Dr. Khemissa Bejaoui has been working very hard at the Day Laboratory for Neuromuscular Research to find the gene that causes the disease, Hereditary Sensory Neuropathy I (HSN I), that continues in our family. This year, in anticipation that the research was getting very close to the goal, the Deater Foundation committed to pay the salary of a laboratory assistant to work exclusively on the “Deater Project”, HSN I, with Khemissa Bejaoui. Salary plus benefits for this person are $30,000 per year. This commitment is an addition to the money we have been sending to the Day Laboratory. For several years we have been contributing $16,000 per year toward Khemissa’s salary. We do not pay for equipment, supplies nor overhead for research.
Last year Khemissa wrote and received a two year $50,000 research grant from The Neuropathy Association. Next year she will request grant money from the National Institutes of Health. Dr. Bob Brown, Director of the Day Lab, has often expressed his gratitude to the Deater family and Foundation for their cooperation and encouragement as well as for the money we provide which helps to “leverage” for additional money from the public funding sources.
Ethan Segal, the laboratory assistant hired to work on the Deater Project, graduated with a Bachelor in Neuroscience from Amherst College. He had extensive college laboratory experience and a strong recommendation from his professor of biology. He was hired July 18, 1999, with plans to work for two years and then go to Medical School. Khemissa reports that Ethan is “very serious and really nice.” They work side by side; that is, Khemissa continues to do “bench work” with Ethan, as well as have him assist her in the analysis of the results.
You may remember that Dr. Garth Nicholson and his research team in Australia first identified the probable location for the HSN I disease gene on chromosome 9. Khemissa quickly confirmed that the same area was also suspect in the Deater family. Since the original discovery, much time and effort has been spent locating and identifying the genes in that area of chromosome 9. Many researchers throughout the world who are working on the human genome project have contributed information. In February Khemissa published a report on her work in Neurology. She is now preparing another paper for publication. She has been promoted to Instructor. Her current work focuses on identifying which genes in the candidate region affect the nerves. Khemissa and Dr. Brown, met with Dr. Nicholson this summer; all agreed to share information they have and will acquire about HSN I. Another research team, interested specifically in nerve cells, is also sharing information with Khemissa. All of this collaboration speeds the research and stretches the money we send.
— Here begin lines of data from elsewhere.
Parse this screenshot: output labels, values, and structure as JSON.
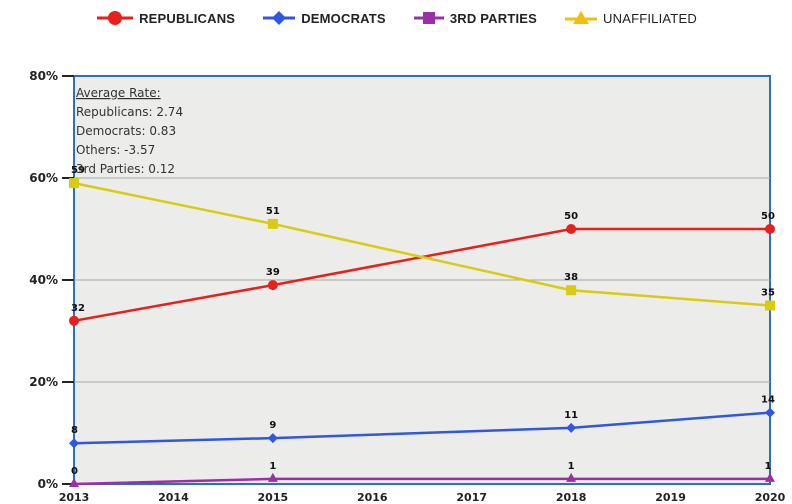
{
  "chart_data": {
    "type": "line",
    "title": "",
    "xlabel": "",
    "ylabel": "",
    "x": [
      2013,
      2015,
      2018,
      2020
    ],
    "x_ticks": [
      "2013",
      "2014",
      "2015",
      "2016",
      "2017",
      "2018",
      "2019",
      "2020"
    ],
    "ylim": [
      0,
      80
    ],
    "y_ticks": [
      "0%",
      "20%",
      "40%",
      "60%",
      "80%"
    ],
    "grid": true,
    "legend_position": "top",
    "series": [
      {
        "name": "REPUBLICANS",
        "color": "#e8201c",
        "marker": "circle",
        "values": [
          32,
          39,
          50,
          50
        ],
        "labels": [
          "32",
          "39",
          "50",
          "50"
        ]
      },
      {
        "name": "DEMOCRATS",
        "color": "#2f57e0",
        "marker": "diamond",
        "values": [
          8,
          9,
          11,
          14
        ],
        "labels": [
          "8",
          "9",
          "11",
          "14"
        ]
      },
      {
        "name": "3RD PARTIES",
        "color": "#9b2fa8",
        "marker": "triangle",
        "values": [
          0,
          1,
          1,
          1
        ],
        "labels": [
          "0",
          "1",
          "1",
          "1"
        ]
      },
      {
        "name": "UNAFFILIATED",
        "color": "#d8cc12",
        "marker": "square",
        "values": [
          59,
          51,
          38,
          35
        ],
        "labels": [
          "59",
          "51",
          "38",
          "35"
        ]
      }
    ],
    "annotation": {
      "heading": "Average Rate:",
      "lines": [
        "Republicans: 2.74",
        "Democrats: 0.83",
        "Others: -3.57",
        "3rd Parties: 0.12"
      ]
    }
  },
  "legend": [
    {
      "label": "REPUBLICANS",
      "color": "#e8201c",
      "marker": "circle",
      "bold": true
    },
    {
      "label": "DEMOCRATS",
      "color": "#2f57e0",
      "marker": "diamond",
      "bold": true
    },
    {
      "label": "3RD PARTIES",
      "color": "#9b2fa8",
      "marker": "square",
      "bold": true
    },
    {
      "label": "UNAFFILIATED",
      "color": "#f0c010",
      "marker": "triangle",
      "bold": false
    }
  ]
}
The ultimate goal of the research is to find a treatment for this disease. Once the disease mechanism is identified, a medication might be developed. Treatment will mean freedom from pain, for those suffering nerve pains in hands and legs. Treatment will mean increased independence for those who need help walking, or buttoning clothes. Treatment will mean greater productivity for those who might otherwise be unable to continue with their jobs. Treatment will mean not having to watch young people, our sons and daughters, nieces, nephews and cousins, follow the same path with this disease.
The Deater Foundation is committed to sending $46,000 in a year. We need your help. You receive requests in the mail and on the phone asking for contributions to many worthwhile causes. No other contribution will affect as many people that you know, as a gift to the Deater Foundation. Please consider a weekly or monthly donation. A gift of $6 a week, the cost of a McDonalds meal, will mean over $300 a year to the Foundation. All donations are tax deductible and can be sent to the Deater Foundation, Inc., Box 255, White Deer, PA 17887.
The elimination of this disease will be fitting memorial to Alvin and Ellen, Ethel, Isabelle, Harvey, Russell, Tom, Betty, and Verna, and a legacy for future generations.